## 06. PyTorch Transfer Learning

#### **Transfer learning**

=> involves taking the parameters of what one model has learned on another dataset and applying to our own problem.

- Pretrained model = foundation model

=> e.g. take the patterns a computer vision model has learned from datasets such as `ImageNet`, and use them to power our FoofVision Mini model.

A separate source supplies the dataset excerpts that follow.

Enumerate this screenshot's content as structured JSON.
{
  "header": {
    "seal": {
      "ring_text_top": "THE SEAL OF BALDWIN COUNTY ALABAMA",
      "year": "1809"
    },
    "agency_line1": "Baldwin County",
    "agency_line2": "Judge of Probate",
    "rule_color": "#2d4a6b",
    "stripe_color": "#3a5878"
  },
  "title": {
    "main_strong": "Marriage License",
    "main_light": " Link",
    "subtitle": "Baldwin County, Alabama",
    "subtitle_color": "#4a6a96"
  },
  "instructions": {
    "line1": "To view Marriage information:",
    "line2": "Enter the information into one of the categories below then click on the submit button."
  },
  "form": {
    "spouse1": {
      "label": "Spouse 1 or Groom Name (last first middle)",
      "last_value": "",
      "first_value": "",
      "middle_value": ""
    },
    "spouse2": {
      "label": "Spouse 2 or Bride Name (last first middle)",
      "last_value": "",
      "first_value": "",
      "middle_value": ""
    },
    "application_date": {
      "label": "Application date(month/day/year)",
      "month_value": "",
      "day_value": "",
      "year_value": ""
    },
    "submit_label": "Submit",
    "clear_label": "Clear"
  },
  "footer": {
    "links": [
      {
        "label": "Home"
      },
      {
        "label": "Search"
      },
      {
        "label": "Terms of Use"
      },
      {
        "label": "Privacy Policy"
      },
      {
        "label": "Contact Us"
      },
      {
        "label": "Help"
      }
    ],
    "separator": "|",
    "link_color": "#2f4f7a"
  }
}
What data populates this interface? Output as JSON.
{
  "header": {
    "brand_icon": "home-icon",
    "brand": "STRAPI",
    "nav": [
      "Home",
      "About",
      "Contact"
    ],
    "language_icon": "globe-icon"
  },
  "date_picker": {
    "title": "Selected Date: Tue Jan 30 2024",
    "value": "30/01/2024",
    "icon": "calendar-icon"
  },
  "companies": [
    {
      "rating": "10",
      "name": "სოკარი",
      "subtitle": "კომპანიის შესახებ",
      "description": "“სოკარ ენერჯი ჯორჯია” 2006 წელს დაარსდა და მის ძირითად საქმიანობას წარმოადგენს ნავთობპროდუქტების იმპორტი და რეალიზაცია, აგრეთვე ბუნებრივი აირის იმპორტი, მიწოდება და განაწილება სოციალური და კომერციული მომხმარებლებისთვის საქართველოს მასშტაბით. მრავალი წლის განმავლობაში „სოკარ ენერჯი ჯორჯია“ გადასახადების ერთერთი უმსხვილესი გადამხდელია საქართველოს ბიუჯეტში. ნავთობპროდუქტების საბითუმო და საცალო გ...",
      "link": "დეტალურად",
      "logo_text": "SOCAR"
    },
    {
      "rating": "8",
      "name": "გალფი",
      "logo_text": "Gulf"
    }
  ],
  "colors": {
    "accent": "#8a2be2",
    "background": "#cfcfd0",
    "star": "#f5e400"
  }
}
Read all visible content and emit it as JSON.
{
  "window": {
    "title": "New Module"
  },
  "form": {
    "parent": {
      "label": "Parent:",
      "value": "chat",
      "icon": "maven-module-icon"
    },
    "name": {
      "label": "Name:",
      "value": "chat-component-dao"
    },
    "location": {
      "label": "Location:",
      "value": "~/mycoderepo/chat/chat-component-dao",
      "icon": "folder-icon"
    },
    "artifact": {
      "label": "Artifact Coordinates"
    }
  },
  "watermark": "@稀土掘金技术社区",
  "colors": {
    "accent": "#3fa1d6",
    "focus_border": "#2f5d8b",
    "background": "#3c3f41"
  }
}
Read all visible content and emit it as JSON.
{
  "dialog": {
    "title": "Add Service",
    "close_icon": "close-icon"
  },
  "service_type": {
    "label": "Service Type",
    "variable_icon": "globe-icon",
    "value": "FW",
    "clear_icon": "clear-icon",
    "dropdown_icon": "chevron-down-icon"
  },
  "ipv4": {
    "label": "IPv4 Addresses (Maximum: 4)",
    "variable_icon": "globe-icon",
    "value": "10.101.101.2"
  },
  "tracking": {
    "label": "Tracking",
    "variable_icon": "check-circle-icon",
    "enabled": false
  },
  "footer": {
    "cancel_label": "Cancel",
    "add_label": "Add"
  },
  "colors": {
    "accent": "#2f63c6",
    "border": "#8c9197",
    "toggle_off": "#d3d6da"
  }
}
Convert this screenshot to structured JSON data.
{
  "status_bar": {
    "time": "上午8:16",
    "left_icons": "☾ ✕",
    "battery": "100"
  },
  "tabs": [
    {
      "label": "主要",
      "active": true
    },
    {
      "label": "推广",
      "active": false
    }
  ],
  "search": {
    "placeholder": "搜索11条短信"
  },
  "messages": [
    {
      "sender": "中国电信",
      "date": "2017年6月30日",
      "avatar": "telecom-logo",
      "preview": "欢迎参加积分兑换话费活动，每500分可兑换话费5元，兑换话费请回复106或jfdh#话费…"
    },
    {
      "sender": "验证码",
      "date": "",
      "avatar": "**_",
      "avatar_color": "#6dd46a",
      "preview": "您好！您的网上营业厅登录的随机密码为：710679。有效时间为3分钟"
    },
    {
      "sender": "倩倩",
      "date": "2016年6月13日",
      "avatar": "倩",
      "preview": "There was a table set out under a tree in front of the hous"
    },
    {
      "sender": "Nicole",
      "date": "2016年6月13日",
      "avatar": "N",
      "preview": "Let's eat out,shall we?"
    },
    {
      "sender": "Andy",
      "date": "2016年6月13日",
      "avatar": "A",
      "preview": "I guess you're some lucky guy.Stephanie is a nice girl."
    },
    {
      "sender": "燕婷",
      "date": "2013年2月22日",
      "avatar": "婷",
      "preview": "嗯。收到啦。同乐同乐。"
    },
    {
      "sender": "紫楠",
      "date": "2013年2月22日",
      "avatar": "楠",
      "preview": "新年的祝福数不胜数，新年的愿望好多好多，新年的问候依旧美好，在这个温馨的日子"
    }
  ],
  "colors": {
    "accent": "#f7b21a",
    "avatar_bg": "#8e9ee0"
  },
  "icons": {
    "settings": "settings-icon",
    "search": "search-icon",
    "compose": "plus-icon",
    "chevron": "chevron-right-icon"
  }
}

#### Why **Transfer learning**?

- (1) can leverage an existing model (usually a neurl network architecture) proven to work on problems similar to our own
- (2) can leverage a working model which has already learned patterns on similar data to our own. This often results in achieving great results with less custom data.

In [1]:
import torch
import torchvision

print(torch.__version__)
print(torchvision.__version__)

2.1.0.dev20230709
0.16.0.dev20230709


In [2]:
import matplotlib.pyplot as plt
import torch
import torchvision

from torch import nn
from torchvision import transforms
from go_modular import data_setup, engine

device = "gpu" if torch.cuda.is_available() \
    else "mps" if torch.backends.mps.is_built() else "cpu"
device

'mps'

### 1. Get Data

In [3]:
import os
import zipfile
from pathlib import Path
import requests

# Setup data path
data_path = Path("data/")
image_path = data_path / "pizza_steak_sushi" # images from a subset of classes from the Food101 dataset

# If the image folder doesn't exist, download it and prepare it...
if image_path.is_dir():
    print(f"{image_path} directory exists, skipping re-download.")
else:
    print(f"Did not find {image_path}, downloading it...")
    image_path.mkdir(parents=True, exist_ok=True)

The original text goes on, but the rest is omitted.